El primero de los ensayos sobre el terreno había sido lanzado unos pocos minutos después de las nueve, con el mayor Moresby reclamando su derecho. Treinta minutos más tarde Arthur Saltus seguía al mayor hacia el futuro, y treinta minutos después Chaney se metía por el agujero y era lanzado también. Se suponía que todas las llegadas al objetivo debían ser idénticas a los tiempos de partida, con una diferencia de ocho minutos en más o en menos. Chaney había esperado aparecer alrededor de las diez y descubrir a los otros aguardándolo. Estaba previsto que se reagruparan en el refugio antiatómico, se equiparan, y partieran hacia la ciudad que era su objetivo en automóviles separados, a fin de cubrir un área más amplia.

Katrina les había dado a cada uno instrucciones explícitas y luego les había deseado buena suerte.

Saltus había dicho:

—¿No va a venir abajo para decirnos adiós?

Ella había replicado:

—Esperaré en la sala de conferencias, señor.

El reloj en la pared saltó a las 7.56.

Chaney abandonó su irresolución. Dando la vuelta al vehículo, abrió el armario y tomó el traje colgado allí unos pocos minutos antes. Una pequeña sorpresa. Su traje había sido lavado y planchado, y colgaba metido en una bolsa de papel proporcionada por la lavandería. Junto a él había otras bolsas similares pertenecientes a Moresby y Saltus. Su nombre estaba escrito en la bolsa, y reconoció la letra de la mujer. Él era el primero: privilegio.

Chaney rasgó la bolsa y se vistió rápidamente, acusando el frío reinante en la habitación. La camisa blanca que encontró en el armario era nueva, y observó con un cierto interés el ondulado y adornado cuello. Estilo 1980. Volvió a dejar la bolsa en el armario como un mensaje burlón.

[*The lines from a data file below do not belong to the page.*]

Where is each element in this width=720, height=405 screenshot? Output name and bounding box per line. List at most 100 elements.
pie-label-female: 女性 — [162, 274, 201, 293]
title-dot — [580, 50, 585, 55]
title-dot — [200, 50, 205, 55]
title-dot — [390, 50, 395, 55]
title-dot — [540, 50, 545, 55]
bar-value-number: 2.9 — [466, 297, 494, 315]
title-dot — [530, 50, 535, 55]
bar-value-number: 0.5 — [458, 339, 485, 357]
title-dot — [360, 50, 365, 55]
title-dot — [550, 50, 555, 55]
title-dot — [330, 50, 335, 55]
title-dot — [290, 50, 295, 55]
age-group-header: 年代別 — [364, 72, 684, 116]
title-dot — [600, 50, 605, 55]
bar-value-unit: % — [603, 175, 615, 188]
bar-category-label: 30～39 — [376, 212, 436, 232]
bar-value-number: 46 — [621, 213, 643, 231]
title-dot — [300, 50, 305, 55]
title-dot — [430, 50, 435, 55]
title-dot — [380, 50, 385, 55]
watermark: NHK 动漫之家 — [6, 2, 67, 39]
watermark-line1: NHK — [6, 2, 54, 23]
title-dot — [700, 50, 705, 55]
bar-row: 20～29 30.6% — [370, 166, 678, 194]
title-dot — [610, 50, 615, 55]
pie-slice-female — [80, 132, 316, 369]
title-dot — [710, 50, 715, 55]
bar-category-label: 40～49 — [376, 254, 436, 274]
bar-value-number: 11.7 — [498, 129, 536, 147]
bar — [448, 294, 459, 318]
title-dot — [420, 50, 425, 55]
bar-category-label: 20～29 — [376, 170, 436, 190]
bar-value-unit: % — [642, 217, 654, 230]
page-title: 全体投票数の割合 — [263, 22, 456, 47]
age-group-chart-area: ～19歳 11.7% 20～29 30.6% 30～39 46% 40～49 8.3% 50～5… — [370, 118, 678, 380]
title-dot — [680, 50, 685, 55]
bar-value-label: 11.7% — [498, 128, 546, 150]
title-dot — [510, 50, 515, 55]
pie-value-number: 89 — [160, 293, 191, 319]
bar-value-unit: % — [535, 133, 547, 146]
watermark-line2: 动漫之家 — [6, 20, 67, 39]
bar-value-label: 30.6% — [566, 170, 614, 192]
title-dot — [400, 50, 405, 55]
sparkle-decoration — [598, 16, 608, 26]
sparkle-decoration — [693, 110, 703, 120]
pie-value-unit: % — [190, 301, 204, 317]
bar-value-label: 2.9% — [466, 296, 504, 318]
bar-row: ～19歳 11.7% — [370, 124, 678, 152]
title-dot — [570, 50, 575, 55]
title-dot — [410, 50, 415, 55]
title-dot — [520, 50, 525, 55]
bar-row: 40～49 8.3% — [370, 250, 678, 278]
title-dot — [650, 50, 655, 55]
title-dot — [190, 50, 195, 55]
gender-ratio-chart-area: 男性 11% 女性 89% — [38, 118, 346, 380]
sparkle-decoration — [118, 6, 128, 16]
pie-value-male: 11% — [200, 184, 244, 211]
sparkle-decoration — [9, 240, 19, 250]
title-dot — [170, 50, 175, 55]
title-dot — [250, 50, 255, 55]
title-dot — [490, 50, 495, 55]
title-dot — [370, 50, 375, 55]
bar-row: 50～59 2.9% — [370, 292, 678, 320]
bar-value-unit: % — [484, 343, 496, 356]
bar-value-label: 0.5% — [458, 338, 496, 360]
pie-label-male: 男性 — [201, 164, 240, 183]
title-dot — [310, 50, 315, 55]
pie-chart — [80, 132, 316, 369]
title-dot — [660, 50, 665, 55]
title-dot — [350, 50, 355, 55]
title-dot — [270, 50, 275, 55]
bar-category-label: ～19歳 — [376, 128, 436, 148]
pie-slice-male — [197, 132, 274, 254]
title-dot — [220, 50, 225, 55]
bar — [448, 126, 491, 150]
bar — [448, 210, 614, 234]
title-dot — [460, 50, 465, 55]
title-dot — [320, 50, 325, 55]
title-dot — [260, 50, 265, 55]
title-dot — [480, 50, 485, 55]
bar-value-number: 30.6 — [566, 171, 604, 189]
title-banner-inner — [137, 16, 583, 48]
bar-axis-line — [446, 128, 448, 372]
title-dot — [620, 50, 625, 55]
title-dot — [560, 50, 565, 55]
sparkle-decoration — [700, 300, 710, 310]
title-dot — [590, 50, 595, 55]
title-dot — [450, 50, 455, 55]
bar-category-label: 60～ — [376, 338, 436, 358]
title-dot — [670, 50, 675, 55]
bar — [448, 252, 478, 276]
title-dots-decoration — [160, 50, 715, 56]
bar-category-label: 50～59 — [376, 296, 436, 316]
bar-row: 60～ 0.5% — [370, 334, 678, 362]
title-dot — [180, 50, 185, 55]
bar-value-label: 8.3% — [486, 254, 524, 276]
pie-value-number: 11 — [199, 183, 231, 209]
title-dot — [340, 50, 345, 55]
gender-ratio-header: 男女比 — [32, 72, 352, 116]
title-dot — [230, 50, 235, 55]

Abandonando la habitación del vehículo, Chaney recorrió el bien iluminado corredor hacia el refugio antiatómico, consciente de las cámaras que observaban cada uno de sus pasos. El subterráneo, todo el edificio, estaba sumido en el silencio; los ingenieros del laboratorio evitarían todo contacto con él, del mismo modo que él debía evitarlos. Pero ellos teman ventaja: podían examinar a un curioso espécimen procedente de dos años atrás en el pasado, mientras que él sólo podía especular sobre quiénes había al otro lado de la pared. La puerta del laboratorio estaba cerrada. Chaney abrió la del refugio, y las luces del techo se encendieron en una respuesta automática. La habitación estaba vacía de vida.

Otro reloj sobre un banco de trabajo señalaba las 8.01.

Chaney penetró en el refugio para detenerse, volverse, mirar, inspeccionar todo lo que se ofrecía a su vista. Excepto unos cuantos objetos en el banco de trabajo, la habitación era exactamente la misma que había visto por última vez hacía un día o dos. Era de esperar. Tres grabadoras habían sido retiradas de los estantes y colocadas sobre el banco, junto con una caja sin abrir de cintas vírgenes; dos cámaras fotográficas destinadas a ser llevadas en el hombro estaban también allí, junto a una fumadora para Arthur Saltus y película virgen para los tres instrumentos. Tres largos sobres habían sido colocados encima de las cámaras, y de nuevo reconoció la letra de Ka-trina.